Der Bundesgerichtshof (BGH) hat das Umgangsrecht eines nicht verheirateten Vaters gestärkt und ihm zugestanden, auch gegen den Willen der Mutter Umgang mit seinem Kind zu haben. Wenn er in der Vergangenheit Verantwortung für das Kind getragen habe und eine nahe Bezugsperson gewesen sei, müsse ihm ein regelmäßiger Kontakt eingeräumt werden, befanden die Karlsruher Richter. Voraussetzung sei jedoch, dass der Kontakt dem Kindeswohl dient.

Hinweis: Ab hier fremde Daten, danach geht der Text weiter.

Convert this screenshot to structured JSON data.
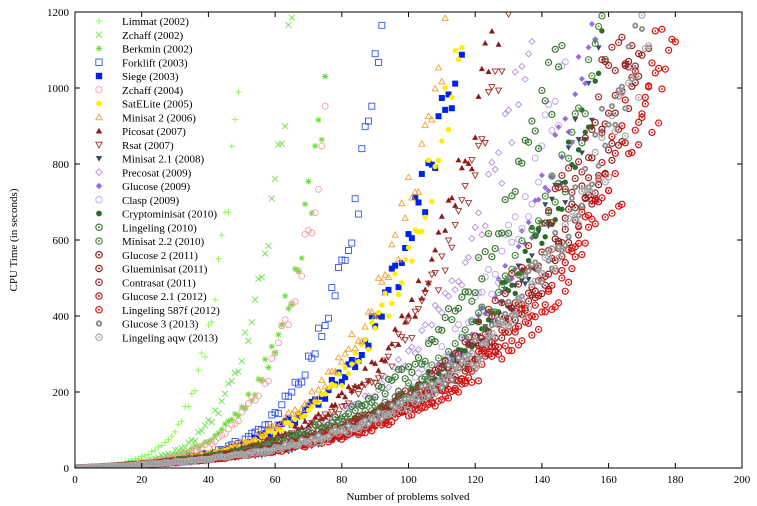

Der BGH verwies den Fall an das Berliner Kammergericht zurück. Dort war der leibliche Vater mit seiner Klage zunächst gescheitert, da nach der damaligen Gesetzeslage der leibliche, aber unverheiratete Vater gegen den Willen der Mutter kein Umgangsrecht durchsetzen konnte. Eine Gesetzesänderung vom April 2004 hatte diese Rechtslage geändert: Von nun an haben neben Großeltern und Geschwistern auch unverheiratete Väter ein Umgangsrecht, soweit sie eine familiäre Beziehung zu dem Kind aufgebaut haben.

Erste Anwendung der neuen GesetzeslageDer BGH wandte in seinem Urteil zum ersten Mal die neue Gesetzeslage an und urteilte, dass dem betroffenen Vater grundsätzlich ein Umgangsrecht zustehe. Es komme nicht darauf an, dass er momentan - durch das Umgangsverbot - keine familiäre Beziehung zu seinem Kind mehr habe. Entscheidend sei vielmehr, dass er in der Vergangenheit eine enge Bezugsperson für die Tochter war und für diese auch Verantwortung übernommen habe. Dafür spreche, dass er sich auch nach der Trennung weiterhin um sie gekümmert habe. Ausschlaggebend sei in jedem Fall aber das Wohl des Kindes. Ob Gründe gegen einen Umgang mit der inzwischen neunjährigen Tochter sprächen, müsse nun das Berliner Gericht entscheiden.

In dem der Entscheidung zu Grunde liegenden Fall hatte eine verheiratete Frau vorübergehend mit ihrem Freund zusammengelebt und von ihm im Jahr 1996 ein Kind bekommen. Nachdem die Tochter mehr als ein Jahr im gemeinsamen Haushalt aufgewachsen war, trennte sich das Paar. Der Kontakt zwischen leiblichem Vater und Kind dauerte noch ein Jahr an, dann untersagte die Mutter den Umgang.